Les invasions quotidiennes, c’est d’abord un titre explicite, une couverture très éloquente qui donne le ton du roman de Mazarine Pingeot. L’héroïne arbore une mine déconfite. On la devine habitée par quelques figures tutélaires, des philosophes présents en toile de fond, avec qui il lui arrive de parler. Comme NAC, un perroquet bienveillant, tantôt un confident, tantôt un moteur, « en bon marionnettiste ».

Qui est donc cette narratrice? On subodore le double de la romancière.

Une femme proche de la quarantaine, à deux facettes puisque Joséphine pour les uns, Charlotte pour d’autres, en hommage à Charlotte Gainsbourg, avec qui elle dialogue.

Mazarine Pingeot nous fait suivre sur douze jours le quotidien de cette mère de famille, professeur et auteur jeunesse. Comment concilier le tout quand le mari dont elle a décidé de se séparer n’est pas très conciliant ? Joséphine, vraie tornade, nous embarque dans son marathon et nous livre un inventaire de ce qui fait de sa vie « un bordel ». Elle nous plonge dans ses pensées intérieures ( décryptage d’un texto).

On sent cette championne de la procrastination proche du burn out, surtout quand la présence de José génère des échanges violents, voire injurieux, ou qu’il envoie des messages comminatoires. Va-t-elle sombrer comme une « desperate housewife » devant toute la succession d’impondérables ou aura-t-elle la volonté de rebondir ?
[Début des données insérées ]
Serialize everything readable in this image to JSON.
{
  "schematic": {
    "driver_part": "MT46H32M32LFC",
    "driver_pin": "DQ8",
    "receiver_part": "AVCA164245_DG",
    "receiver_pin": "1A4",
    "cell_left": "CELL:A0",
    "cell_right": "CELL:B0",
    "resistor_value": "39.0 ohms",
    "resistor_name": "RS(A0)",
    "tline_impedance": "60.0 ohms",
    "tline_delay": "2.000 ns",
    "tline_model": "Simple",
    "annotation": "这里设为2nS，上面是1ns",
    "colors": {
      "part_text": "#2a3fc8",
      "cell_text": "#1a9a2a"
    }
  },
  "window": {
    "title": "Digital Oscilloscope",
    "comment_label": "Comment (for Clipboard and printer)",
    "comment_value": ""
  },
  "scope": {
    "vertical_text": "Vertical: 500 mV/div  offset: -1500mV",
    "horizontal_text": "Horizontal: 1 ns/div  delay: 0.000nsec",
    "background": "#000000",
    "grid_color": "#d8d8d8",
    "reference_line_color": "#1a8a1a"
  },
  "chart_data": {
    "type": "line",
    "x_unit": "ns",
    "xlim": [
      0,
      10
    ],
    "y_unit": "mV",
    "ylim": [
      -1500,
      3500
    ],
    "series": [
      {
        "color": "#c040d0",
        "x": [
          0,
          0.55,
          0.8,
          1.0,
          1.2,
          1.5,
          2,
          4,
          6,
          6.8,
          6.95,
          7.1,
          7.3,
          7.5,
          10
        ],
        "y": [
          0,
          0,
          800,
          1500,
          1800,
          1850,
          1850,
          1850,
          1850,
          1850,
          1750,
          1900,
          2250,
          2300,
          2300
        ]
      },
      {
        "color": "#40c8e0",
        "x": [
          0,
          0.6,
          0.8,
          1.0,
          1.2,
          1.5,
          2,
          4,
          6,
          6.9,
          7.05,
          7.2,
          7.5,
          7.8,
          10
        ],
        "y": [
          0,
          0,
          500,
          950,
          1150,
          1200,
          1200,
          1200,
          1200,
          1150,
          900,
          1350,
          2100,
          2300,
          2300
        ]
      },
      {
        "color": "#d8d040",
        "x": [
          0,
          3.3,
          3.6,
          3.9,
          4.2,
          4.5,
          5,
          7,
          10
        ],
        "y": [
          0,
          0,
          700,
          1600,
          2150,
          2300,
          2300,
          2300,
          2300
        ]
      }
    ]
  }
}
Si elle est épaulée, conseillée par des amies, secondée pour du baby sitting, un homme complique sa vie, pollue son esprit même. La voilà aux prises avec l’amour, mais un amour conflictuel à cause des enfants, une entente cordiale qui s’est délitée.

Mais pour qui son coeur bat-il toujours?

Nul doute pour ses deux merveilleux bambins, qu’elle couve même quand ils dorment, tout en anticipant déjà le moment où ils voleront de leurs propres ailes.

Pour Martin…

Fraternité avec les voisins d’en-face qu’elle gratifie de signes, parfois plus.

Pour son frère et son père, avec qui elle entretient une grande complicité.

On devine des bribes autobiographiques, dans les souvenirs d’un voyage en Égypte ou dans l’évocation de Balou, ce labrador destiné à « combler une carence affective ».

Elle s’interroge quant à sa vie sentimentale ( Peut- elle imposer à ses enfants un beau- père?) avant que le lecteur soit le témoin d’une attirance réciproque entre elle et un nouvel élu. Mais ne déflorons pas ce cheminement amoureux.

Avec beaucoup d’auto dérision, Mazarine Pingeot nous offre des saynètes drôles, très théâtrales. Elle s’aventure dans la comédie et y réussit. Ainsi, elle ne risque pas de se voir coller une étiquette ou emprisonner dans un genre. On pense au ton léger de David Foenkinos dans cette façon de mettre en scène un personnage au bord du désastre, dans des situations désespérées, avec en prime l’humour. La scène du baiser ( « On ne triche pas avec un baiser. ») rappelle celui de La délicatesse.

En filigrane Mazarine Pingeot épingle la presse people dont elle même fut victime.

Elle déplore cette addiction à « ce réseau cancérigène », concède qu’elle nourrit parfois des espoirs « insensés ». Viserait-t-elle à tirer la sonnette d’alarme à l’encontre des pères quant à la pension alimentaire ou le partage des tâches?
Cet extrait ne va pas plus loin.